Compared with smokers, even the quitters who gained the most weight had at least a 50 percent lower risk of dying prematurely from heart disease and other causes, the Harvard-led study found. The study is impressive in its size and scope and should put to rest any myth that there are prohibitive weight-related health consequences to quitting cigarettes, said Dr. William Dietz, a public health expert at George Washington University. "The paper makes pretty clear that your health improves, even if you gain weight,'' said Dietz, who was not involved in the research. "I don't think we knew that with the assurance that this paper provides.''
The New England Journal of Medicine published the study Wednesday. The journal also published a Swedish study that found quitting smoking seems to be the best thing diabetics can do to cut their risk of dying prematurely.
10 pounds or more
The nicotine in cigarettes can suppress appetite and boost metabolism. Many smokers who quit and don't step up their exercise find they eat more and gain weight — typically less than 10 pounds (4.5 kilograms), but in some cases three times that much. A lot of weight gain is a cause of the most common form of diabetes, a disease in which blood sugar levels are higher than normal. Diabetes can lead to problems including blindness, nerve damage, heart and kidney disease, and poor blood flow to the legs and feet. In the U.S. study, researchers tracked more than 170,000 men and women over roughly 20 years, looking at what they said in health questionnaires given every two years.

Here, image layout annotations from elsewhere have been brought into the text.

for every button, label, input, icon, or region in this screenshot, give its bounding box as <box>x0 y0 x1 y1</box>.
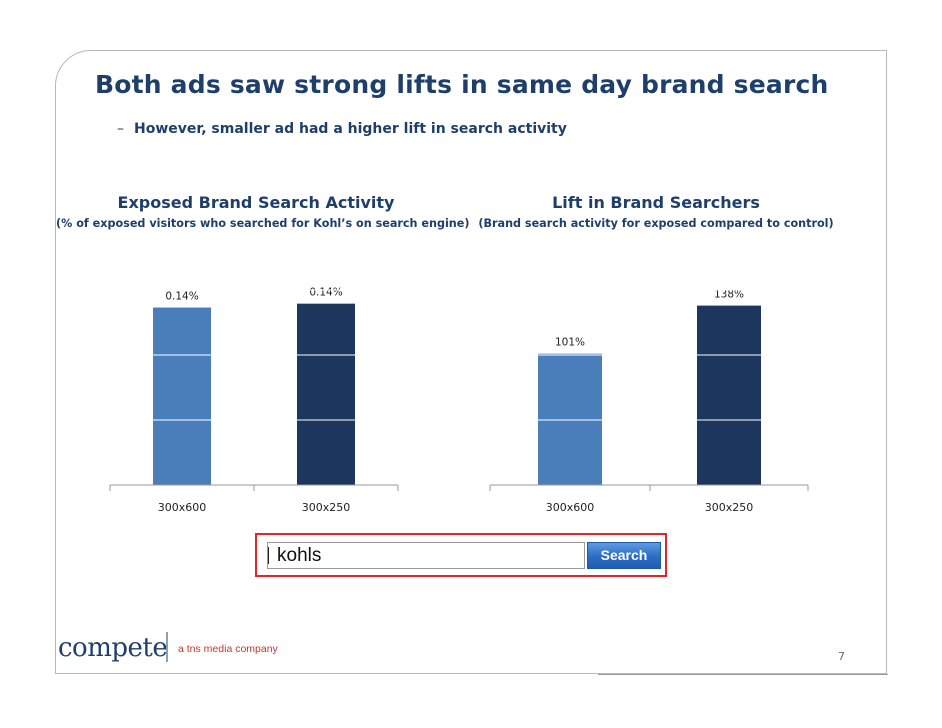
page-number: 7 <box>838 650 845 663</box>
subtitle-dash: – <box>117 121 124 137</box>
chart-1-title: Exposed Brand Search Activity <box>117 193 395 212</box>
chart-2-bar-1 <box>538 353 602 485</box>
slide-subtitle: – However, smaller ad had a higher lift i… <box>117 121 567 137</box>
chart-1-data-label-2: 0.14% <box>309 287 342 299</box>
logo-tagline: a tns media company <box>178 643 278 655</box>
subtitle-text: However, smaller ad had a higher lift in… <box>134 121 567 137</box>
chart-1-bar-1 <box>153 307 211 485</box>
chart-2-data-label-1: 101% <box>555 337 585 349</box>
chart-1-data-label-1: 0.14% <box>165 291 198 303</box>
chart-2-category-label-2: 300x250 <box>705 501 754 514</box>
chart-2-title: Lift in Brand Searchers <box>552 193 760 212</box>
chart-1-bar-2 <box>297 303 355 485</box>
chart-2-category-label-1: 300x600 <box>546 501 595 514</box>
logo-divider <box>166 632 168 662</box>
chart-2-bar-2 <box>697 305 761 485</box>
chart-2-data-label-2: 138% <box>714 289 744 301</box>
compete-logo: compete <box>58 633 168 663</box>
chart-1-category-label-2: 300x250 <box>302 501 351 514</box>
chart-1-category-label-1: 300x600 <box>158 501 207 514</box>
chart-1-subtitle: (% of exposed visitors who searched for … <box>56 217 470 230</box>
search-input[interactable]: kohls <box>267 542 585 569</box>
slide-title: Both ads saw strong lifts in same day br… <box>95 70 829 99</box>
search-highlight-box: kohls Search <box>255 533 667 577</box>
footer-divider <box>598 674 888 675</box>
search-button[interactable]: Search <box>587 542 661 569</box>
chart-2-subtitle: (Brand search activity for exposed compa… <box>478 217 834 230</box>
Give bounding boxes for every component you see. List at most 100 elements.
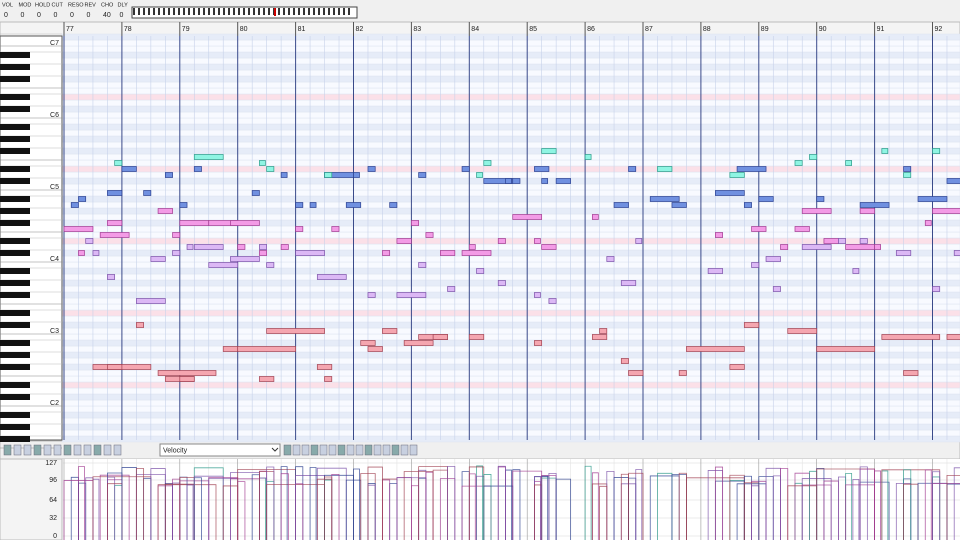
black-key [0, 352, 30, 358]
note [881, 148, 889, 154]
note [396, 238, 412, 244]
grid-row [61, 255, 960, 263]
note [193, 154, 224, 160]
note [172, 232, 181, 238]
tool-icon[interactable] [83, 444, 92, 456]
grid-row [61, 93, 960, 101]
note [649, 196, 680, 202]
note [801, 208, 832, 214]
note [534, 340, 543, 346]
grid-row [61, 303, 960, 311]
velocity-bar [852, 479, 860, 540]
tool-icon[interactable] [43, 444, 52, 456]
tool-icon[interactable] [3, 444, 12, 456]
control-value: 0 [70, 12, 74, 19]
note [280, 172, 288, 178]
note [881, 334, 941, 340]
tool-icon[interactable] [319, 444, 328, 456]
velocity-pane [0, 459, 960, 540]
grid-row [61, 327, 960, 335]
tool-icon[interactable] [346, 444, 355, 456]
measure-number: 85 [529, 26, 537, 33]
velocity-bar [447, 465, 456, 540]
tool-icon[interactable] [93, 444, 102, 456]
velocity-bar [859, 466, 868, 540]
note [548, 298, 557, 304]
note [418, 172, 427, 178]
control-name: DLY [118, 2, 129, 8]
note [787, 328, 818, 334]
grid-row [61, 351, 960, 359]
control-value: 0 [54, 12, 58, 19]
black-key [0, 220, 30, 226]
note [99, 232, 130, 238]
grid-row [61, 399, 960, 407]
black-key [0, 280, 30, 286]
tool-icon[interactable] [301, 444, 310, 456]
tool-icon[interactable] [113, 444, 122, 456]
toolbar [0, 440, 960, 460]
grid-row [61, 135, 960, 143]
velocity-bar [555, 478, 572, 540]
black-key [0, 52, 30, 58]
grid-row [61, 309, 960, 317]
tool-icon[interactable] [13, 444, 22, 456]
tool-icon[interactable] [23, 444, 32, 456]
note [758, 196, 774, 202]
tool-icon[interactable] [355, 444, 364, 456]
tool-icon[interactable] [73, 444, 82, 456]
measure-number: 77 [66, 26, 74, 33]
note [584, 154, 592, 160]
note [382, 328, 398, 334]
note [628, 370, 644, 376]
note [259, 376, 275, 382]
note [295, 226, 304, 232]
tool-icon[interactable] [292, 444, 301, 456]
grid-row [61, 111, 960, 119]
velocity-bar [324, 476, 333, 540]
velocity-bar [599, 485, 608, 540]
velocity-bar [309, 467, 317, 540]
grid-row [61, 141, 960, 149]
tool-icon[interactable] [33, 444, 42, 456]
note [505, 178, 512, 184]
octave-label: C2 [50, 400, 59, 407]
tool-icon[interactable] [63, 444, 72, 456]
note [266, 328, 325, 334]
note [461, 166, 470, 172]
note [715, 190, 745, 196]
tool-icon[interactable] [328, 444, 337, 456]
control-value: 0 [120, 12, 124, 19]
velocity-scale: 0 [53, 533, 57, 540]
note [447, 286, 456, 292]
tool-icon[interactable] [283, 444, 292, 456]
black-key [0, 268, 30, 274]
black-key [0, 178, 30, 184]
tool-icon[interactable] [373, 444, 382, 456]
grid-row [61, 129, 960, 137]
parameter-select[interactable] [159, 443, 281, 457]
note [389, 202, 398, 208]
note [903, 370, 919, 376]
control-value: 0 [4, 12, 8, 19]
note [107, 220, 123, 226]
tool-icon[interactable] [382, 444, 391, 456]
tool-icon[interactable] [391, 444, 400, 456]
tool-icon[interactable] [364, 444, 373, 456]
tool-icon[interactable] [103, 444, 112, 456]
note [497, 238, 506, 244]
velocity-bar [483, 474, 492, 540]
measure-number: 83 [413, 26, 421, 33]
grid-row [61, 183, 960, 191]
tool-icon[interactable] [337, 444, 346, 456]
note [845, 160, 853, 166]
tool-icon[interactable] [310, 444, 319, 456]
tool-icon[interactable] [53, 444, 62, 456]
grid-row [61, 75, 960, 83]
tool-icon[interactable] [400, 444, 409, 456]
velocity-bar [953, 467, 960, 540]
note [715, 232, 723, 238]
note [222, 346, 239, 352]
grid-row [61, 333, 960, 341]
tool-icon[interactable] [409, 444, 418, 456]
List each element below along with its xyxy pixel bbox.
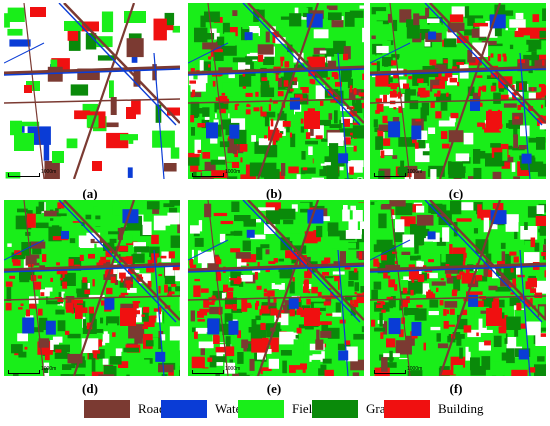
legend: Road Water Field Grass Building [0, 393, 550, 423]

Compared with smokers, even quitters who gained the most weight had at least a 50 percent lower risk of dying prematurely from heart disease and other causes, a Harvard-led study has found.
The people enrolled in the studies were all health professionals, and did not mirror current smokers in the general population, who are disproportionately low-income, less educated and more likely to smoke heavily. The researchers checked which study participants quit smoking and followed whether they gained weight and developed diabetes, heart disease or other conditions. Quitters saw their risk of diabetes increase by 22 percent in the six years after they kicked the habit. An editorial in the journal characterized it as "a mild elevation'' in the diabetes risk.